On Endings

3 min read Gaming

Never or always has been my tendency as long as I can remember. Either something is all-consuming or non-existent. Video games too. I played Destiny 2 from launch day until about 3 hours into the penultimate expansion, The Final Shape. I was obsessed with it until I just wasn't.

In the decade or so that I've been playing, I've amassed more than 3,700 hours in the game. Not flexing. That's time I could have been doing something more rewarding. Practicing bass. Coding. Writing. Cooking. Ultimately it's what publishers did to the game that caused me to lose interest. I'm not alone – the mismanagement and money-grubbing is why 90% of players left.

What does remain from the game are the friends I made along the way. Yes, I kid. But it's true. Months after I'd deleted the game from my machine, removed Discord from all my devices, and moved communications to Signal, my clan leader reached out to invite me to a raid as a last hurrah for the game.

The chosen raid has this bit of pure cinema in it, easily one of my top five gaming experiences – jumping around on a space station in orbit around one of Jupiter's moons while a haunting piano tune plays.

It brought me right back to the thick of it. Destiny 2 has such deep lore that the stories have been collected into its own site. There was so much mystery to plumb before it was turned into a free-to-play mess centered on microtransactions.

The invitation got me thinking about what made this game for me; why it held my interest for so long. And that's a complicated question with a very strange answer.

First some history.

I played World of Warcraft obsessively for a long time.

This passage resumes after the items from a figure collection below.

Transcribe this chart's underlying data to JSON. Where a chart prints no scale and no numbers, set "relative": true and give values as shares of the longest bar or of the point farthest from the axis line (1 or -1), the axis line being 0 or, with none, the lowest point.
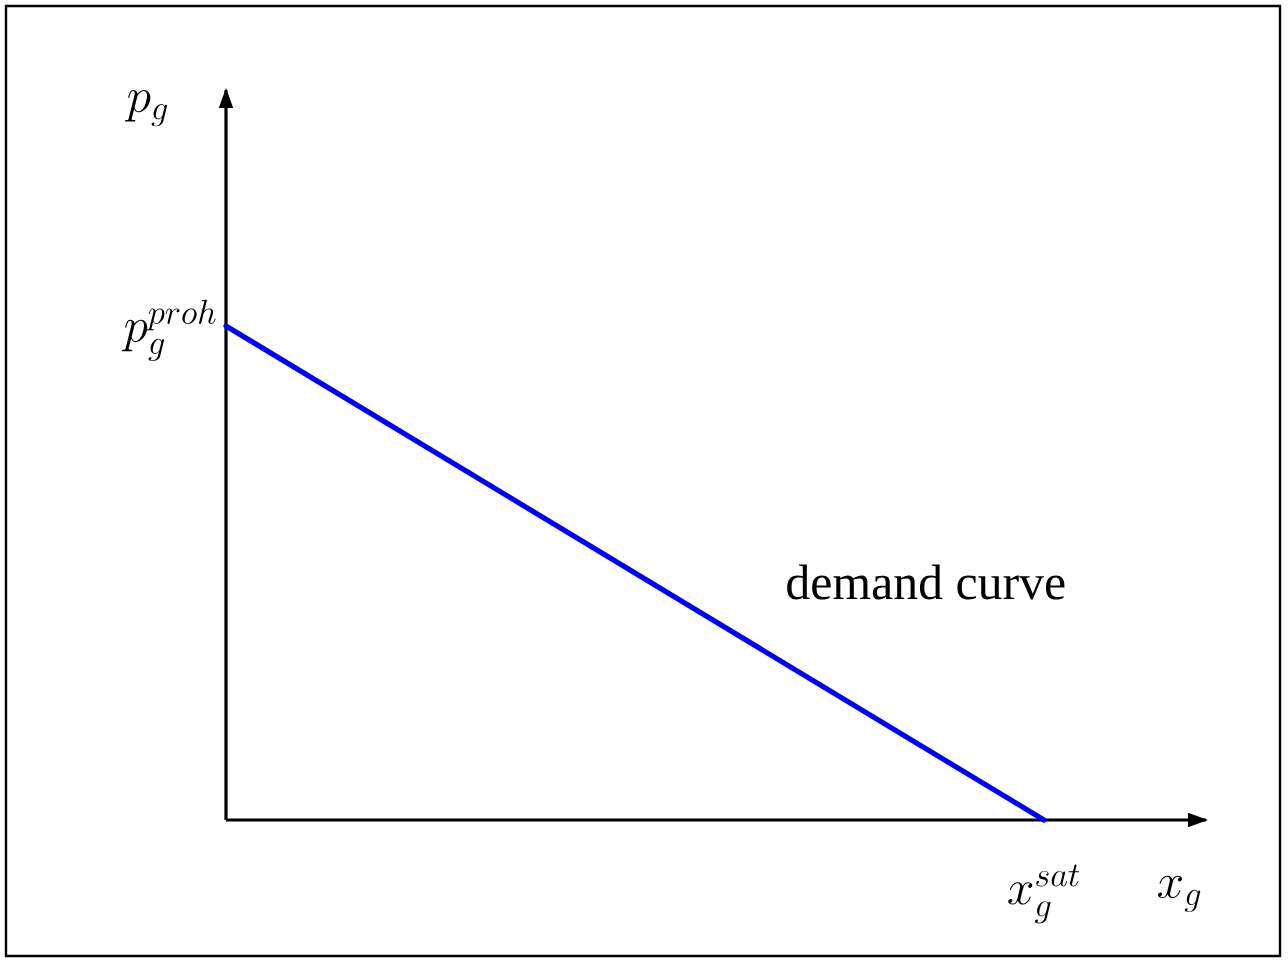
{
  "chart_data": {
    "type": "line",
    "relative": true,
    "categories": [
      null,
      null
    ],
    "series": [
      {
        "color": "#0000ff",
        "values": [
          1,
          0
        ]
      }
    ],
    "xlabel": "x_g",
    "annotations": [
      "p_g",
      "p_g^{proh}",
      "demand curve",
      "x_g^{sat}"
    ]
  }
}
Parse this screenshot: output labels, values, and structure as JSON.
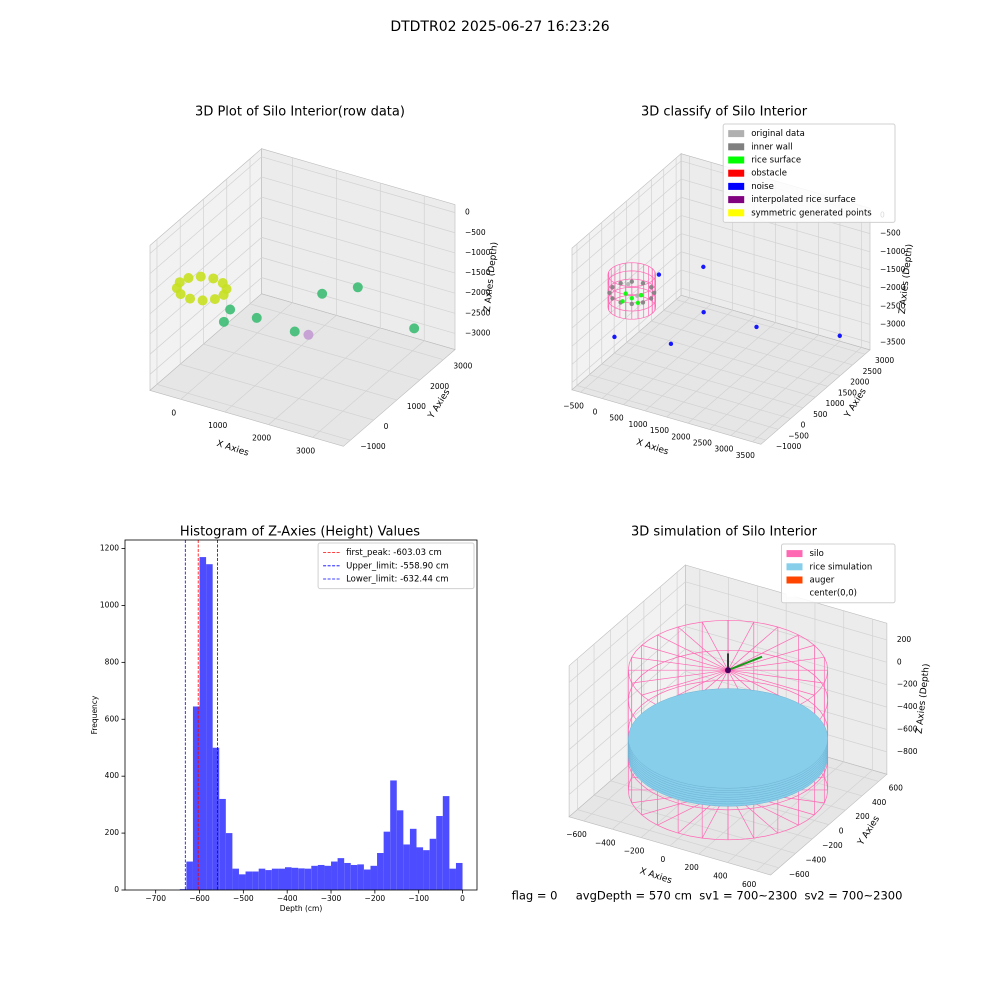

I hated the lore, clicked through quest descriptions as quickly as possible, and did not enjoy the experience of playing the game at all. That is, except for raid mechanics. Group activities that required discipline and coordination. It was like playing an instrument in a band – if you did your part right, and so did everyone else, what an accomplishment. Everything else I did in the game was simply in service of this objective.

I didn't otherwise make friends playing World of Warcraft. I was an efficient cog. I played the twiddliest spec of the twiddliest class – Affliction Warlock. In short there are a number of spells that do damage over time, each with a different time to cast and duration. The challenge is to manage these spells. That's it. That was the addiction for me.

Destiny 2 has a similar gameplay loop for my chosen class, but that was never the hook for me. For that game, it was all about one beautiful weapon. This is the only time I'll use those words to describe an instrument of destruction.

I'm talking about Le Monarque. Yes, in this space-opera first-person-shooter, I was obsessed with a weapon so simple: a bow and arrow.

The gimmick is this: There is a tiny window after drawing the bow wherein if you release and hit an enemy's weak spot, not only does it do massive damage, it applies a damage-over-time effect to all enemies close to the one you hit. It makes a specific 'twang' noise when you properly release, and a 'thwippit' sound when you hit a weak spot. Watching the weapon's poison spread through groups is extremely satisfying.

That's once. If you're careful with your rhythm you can do it a bunch of times in a row. Bliss.

This is the whole thing. To the tune of nearly 70,000 of my 185,000 bow kills. I played this game entirely for the feel of this weapon. I haven't again found in gaming anything quite so satisfying.

Thankfully.

I'm not sure how I feel about Destiny 2's shutdown. I've played games to their end before, and like this it's always been with a whisper not a bang. It's just a thing that was, that could have continued to be great, but that just wasn't.